30 anos depois da chacina que matou 111 detentos em São Paulo, deputados ligados à Bancada da Bala defendem que a “contenção da rebelião [pela polícia] foi legítima”

A foto mostra a fachada da antiga Casa de Detenção de São Paulo, o Carandiru

Foto: Imagem: Luiz Novaes/Folhapress

2 de agosto de 2022

No ano em que o episódio conhecido como Massacre do Carandiru completa 30 anos, a Comissão de Segurança Pública e Combate ao Crime Organizado da Câmara dos Deputados aprova um projeto de lei que concede anistia aos agentes e policiais da segurança do estado de São Paulo processados ou punidos por suas condutas no dia da rebelião que deixou 111 detentos mortos, em 2 de outubro de 1992.

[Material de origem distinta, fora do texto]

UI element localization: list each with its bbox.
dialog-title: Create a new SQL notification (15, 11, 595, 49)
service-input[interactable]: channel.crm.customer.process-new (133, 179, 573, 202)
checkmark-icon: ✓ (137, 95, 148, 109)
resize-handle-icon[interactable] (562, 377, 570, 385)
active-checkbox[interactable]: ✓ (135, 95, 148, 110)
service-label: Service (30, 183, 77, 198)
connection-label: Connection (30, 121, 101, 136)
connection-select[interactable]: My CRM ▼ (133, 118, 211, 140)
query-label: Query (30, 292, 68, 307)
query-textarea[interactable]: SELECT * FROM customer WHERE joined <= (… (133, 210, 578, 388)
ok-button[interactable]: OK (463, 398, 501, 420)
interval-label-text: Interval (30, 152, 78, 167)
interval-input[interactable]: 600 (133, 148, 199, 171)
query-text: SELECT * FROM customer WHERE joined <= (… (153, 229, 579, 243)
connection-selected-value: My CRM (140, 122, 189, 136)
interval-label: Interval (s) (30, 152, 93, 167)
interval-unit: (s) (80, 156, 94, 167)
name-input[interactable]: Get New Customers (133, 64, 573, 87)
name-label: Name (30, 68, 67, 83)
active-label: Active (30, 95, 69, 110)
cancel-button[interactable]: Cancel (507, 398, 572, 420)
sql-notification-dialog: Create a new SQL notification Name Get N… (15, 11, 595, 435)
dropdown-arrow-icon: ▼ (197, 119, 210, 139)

Nesta terça-feira (2), o projeto foi aprovado com abstenção do Deputado Marcel van Hattem (Novo-RS). Vários parlamentares tentaram retirá-lo de pauta, mas não obtiveram sucesso. No dia 7 de julho, o relator, Sargento Fahur (PSD-PR), deu parecer pela aprovação da matéria. O PL 2821/2021, de autoria do deputado Capitão Augusto (PL-SP), líder da Bancada da Bala na Câmara, agora pode ir à Comissão de Constituição e Justica (CCJ) e, posteriormente, ser votado em Plenário.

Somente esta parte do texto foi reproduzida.